On 27 January 1688, in the parish of St Martin-in-the-Fields, London, a French midwife named Mary Aubry acted on a long-expressed threat and murdered her husband, Denis Hobry — a man known locally for his drunkenness and violence.
Mary and Denis had been married for four years. He squandered her earnings, frequently beat her, and subjected her to physical abuse. In her own testimony compiled in contemporary pamphlets, Mary admitted that if her husband did not change his behaviour, she had told him she would kill him.
The murder and the body parts
On the morning of 27 January, Denis returned home inebriated. After assaulting Mary again — beating her and trying to force himself on her — he fell asleep, leaving Mary with a choice between ongoing abuse and desperate action.
Mary strangled him with a garter. Still distraught and determined to hide what she had done, she dismembered his body over several days, disposing of the parts separately:
- The torso was left near a dunghill on Parker’s Lane.
- The head and limbs were hidden in privies at the Savoy Palace.
Once the body parts were discovered and reassembled, the identity of the victim became clear, and Mary was arrested.
Old Bailey trial — 22 February 1688
Mary appeared before the Old Bailey on 22 February 1688 on an indictment of murder, though under the early modern legal category of petty treason, since a wife killing her husband was considered an attack on social hierarchy — a “lesser” form of treason.
She pleaded guilty, and the next day received the death sentence:
that she should be drawn from Newgate to the place of execution, and there burnt with fire till she was dead.
This sentence reflected the 17th-century rule that petty treason — particularly the killing of a husband by a wife — warranted execution by burning at the stake.
Execution — 2 March 1688
On Friday, 2 March 1688, Mary Aubry was taken from Newgate Prison to Leicester Fields.

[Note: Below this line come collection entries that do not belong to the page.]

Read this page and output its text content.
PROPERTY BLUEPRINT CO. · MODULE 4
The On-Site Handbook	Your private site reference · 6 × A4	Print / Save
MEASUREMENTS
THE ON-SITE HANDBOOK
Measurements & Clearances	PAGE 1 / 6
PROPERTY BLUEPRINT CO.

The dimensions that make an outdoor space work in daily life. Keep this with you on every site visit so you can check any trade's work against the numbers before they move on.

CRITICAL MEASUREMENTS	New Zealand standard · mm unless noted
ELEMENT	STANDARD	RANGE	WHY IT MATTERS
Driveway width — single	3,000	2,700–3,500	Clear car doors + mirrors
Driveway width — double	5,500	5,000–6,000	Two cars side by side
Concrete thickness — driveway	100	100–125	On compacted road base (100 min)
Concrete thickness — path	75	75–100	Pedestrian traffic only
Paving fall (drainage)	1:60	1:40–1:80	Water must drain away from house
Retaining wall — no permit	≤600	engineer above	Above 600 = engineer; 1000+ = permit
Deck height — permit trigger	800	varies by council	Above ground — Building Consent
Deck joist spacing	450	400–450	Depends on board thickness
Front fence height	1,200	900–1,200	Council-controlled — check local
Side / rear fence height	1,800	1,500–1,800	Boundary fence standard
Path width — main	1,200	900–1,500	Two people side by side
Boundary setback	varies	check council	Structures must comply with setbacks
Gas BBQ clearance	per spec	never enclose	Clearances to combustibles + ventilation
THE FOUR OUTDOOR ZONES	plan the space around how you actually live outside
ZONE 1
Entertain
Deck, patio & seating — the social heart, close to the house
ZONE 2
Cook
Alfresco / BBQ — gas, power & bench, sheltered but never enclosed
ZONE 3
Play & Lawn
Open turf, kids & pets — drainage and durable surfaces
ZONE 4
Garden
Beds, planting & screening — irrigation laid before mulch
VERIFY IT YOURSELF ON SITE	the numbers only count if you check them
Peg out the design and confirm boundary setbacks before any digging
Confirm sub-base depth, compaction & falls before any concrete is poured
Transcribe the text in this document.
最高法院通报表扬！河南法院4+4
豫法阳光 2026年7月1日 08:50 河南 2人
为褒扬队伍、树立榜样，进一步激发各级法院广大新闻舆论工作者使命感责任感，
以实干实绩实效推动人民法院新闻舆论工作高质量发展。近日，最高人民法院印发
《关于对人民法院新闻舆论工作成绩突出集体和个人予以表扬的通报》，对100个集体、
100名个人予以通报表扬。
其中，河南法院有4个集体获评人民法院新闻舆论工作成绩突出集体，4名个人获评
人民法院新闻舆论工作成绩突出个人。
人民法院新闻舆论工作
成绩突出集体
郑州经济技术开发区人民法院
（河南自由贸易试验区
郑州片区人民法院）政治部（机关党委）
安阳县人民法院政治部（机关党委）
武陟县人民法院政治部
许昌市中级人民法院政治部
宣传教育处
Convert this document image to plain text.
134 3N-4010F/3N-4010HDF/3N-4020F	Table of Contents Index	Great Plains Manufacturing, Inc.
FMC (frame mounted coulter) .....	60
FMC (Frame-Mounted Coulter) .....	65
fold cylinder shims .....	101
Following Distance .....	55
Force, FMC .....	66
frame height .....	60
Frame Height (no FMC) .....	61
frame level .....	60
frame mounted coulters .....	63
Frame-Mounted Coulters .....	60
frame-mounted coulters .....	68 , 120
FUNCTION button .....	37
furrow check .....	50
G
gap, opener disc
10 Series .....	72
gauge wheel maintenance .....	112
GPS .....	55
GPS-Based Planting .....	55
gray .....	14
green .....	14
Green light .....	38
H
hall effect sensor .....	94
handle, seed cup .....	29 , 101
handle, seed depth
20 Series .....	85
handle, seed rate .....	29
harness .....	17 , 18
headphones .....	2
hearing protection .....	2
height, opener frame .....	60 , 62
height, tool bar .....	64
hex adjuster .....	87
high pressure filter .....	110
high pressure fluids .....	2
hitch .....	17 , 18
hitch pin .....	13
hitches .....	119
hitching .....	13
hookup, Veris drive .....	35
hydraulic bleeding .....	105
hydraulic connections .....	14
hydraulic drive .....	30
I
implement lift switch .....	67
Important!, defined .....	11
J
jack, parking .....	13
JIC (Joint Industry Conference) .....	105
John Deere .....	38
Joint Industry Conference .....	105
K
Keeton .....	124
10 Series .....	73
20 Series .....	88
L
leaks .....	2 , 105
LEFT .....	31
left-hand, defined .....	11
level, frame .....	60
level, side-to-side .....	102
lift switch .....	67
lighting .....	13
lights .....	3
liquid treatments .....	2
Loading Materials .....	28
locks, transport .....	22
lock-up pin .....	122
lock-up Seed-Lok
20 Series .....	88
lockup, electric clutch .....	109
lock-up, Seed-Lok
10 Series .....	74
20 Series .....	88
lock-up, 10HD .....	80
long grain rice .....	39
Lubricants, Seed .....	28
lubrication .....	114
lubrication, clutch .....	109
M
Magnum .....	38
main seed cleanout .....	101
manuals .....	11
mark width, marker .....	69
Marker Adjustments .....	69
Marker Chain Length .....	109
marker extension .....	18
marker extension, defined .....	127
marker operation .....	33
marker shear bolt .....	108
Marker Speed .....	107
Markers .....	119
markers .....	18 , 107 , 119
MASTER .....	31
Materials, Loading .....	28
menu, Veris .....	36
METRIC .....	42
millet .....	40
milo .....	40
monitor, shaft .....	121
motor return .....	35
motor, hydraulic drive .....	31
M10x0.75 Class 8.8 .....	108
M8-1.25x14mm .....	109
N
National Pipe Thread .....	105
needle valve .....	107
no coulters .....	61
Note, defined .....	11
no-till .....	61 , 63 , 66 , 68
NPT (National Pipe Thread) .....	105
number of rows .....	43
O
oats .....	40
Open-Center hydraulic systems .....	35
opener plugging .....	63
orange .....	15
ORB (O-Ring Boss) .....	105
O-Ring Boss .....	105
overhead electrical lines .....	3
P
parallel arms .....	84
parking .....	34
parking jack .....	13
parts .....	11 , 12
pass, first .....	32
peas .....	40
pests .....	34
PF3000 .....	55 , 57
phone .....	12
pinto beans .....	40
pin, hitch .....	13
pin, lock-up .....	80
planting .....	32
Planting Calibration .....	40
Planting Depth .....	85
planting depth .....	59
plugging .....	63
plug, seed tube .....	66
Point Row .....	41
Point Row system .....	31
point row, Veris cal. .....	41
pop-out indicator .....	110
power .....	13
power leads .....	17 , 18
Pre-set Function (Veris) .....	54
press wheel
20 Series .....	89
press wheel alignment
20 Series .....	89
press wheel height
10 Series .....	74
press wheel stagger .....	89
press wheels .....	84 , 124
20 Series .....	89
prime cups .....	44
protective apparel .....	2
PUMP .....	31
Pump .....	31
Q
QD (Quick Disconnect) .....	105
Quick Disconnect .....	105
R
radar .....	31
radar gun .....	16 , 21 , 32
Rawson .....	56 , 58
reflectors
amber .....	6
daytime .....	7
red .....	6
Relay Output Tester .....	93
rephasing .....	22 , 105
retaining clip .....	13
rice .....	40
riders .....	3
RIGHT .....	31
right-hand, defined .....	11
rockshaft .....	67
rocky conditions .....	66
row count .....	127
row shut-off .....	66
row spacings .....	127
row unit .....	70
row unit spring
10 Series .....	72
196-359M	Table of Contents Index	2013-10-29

Witnesses recorded that she appeared penitent, often lifting her hands and eyes heavenward and showing sincere sorrow for her crime and its consequences on her fate.
At around half past ten in the morning, a stake had been prepared. Mary was hanged slowly by a rope attached to the stake, strangling for some time before wood was piled around and burnt until her body was reduced to ashes.
Burning at the stake was the statutory punishment for petty treason in England at this time, intended to mark the perceived breach of social and sexual order represented by a wife killing her husband.
Why this case matters
The case of Mary Aubry resonated far beyond the Old Bailey:
- It was the subject of multiple pamphlets, ballads and prints shortly after the events.
- Contemporary observers used it to debate questions of gender, violence, language and domestic authority in urban London.
- The brutality of the murder and the sensational nature of the dismemberment etched her into both popular and legal memory.
For historians and legal scholars, the case reveals how early modern England’s legal categories like petty treason worked, and how public sentiment, print culture, and social bias (including anti-Catholic and anti-foreign feeling) could shape reactions long after the trial itself.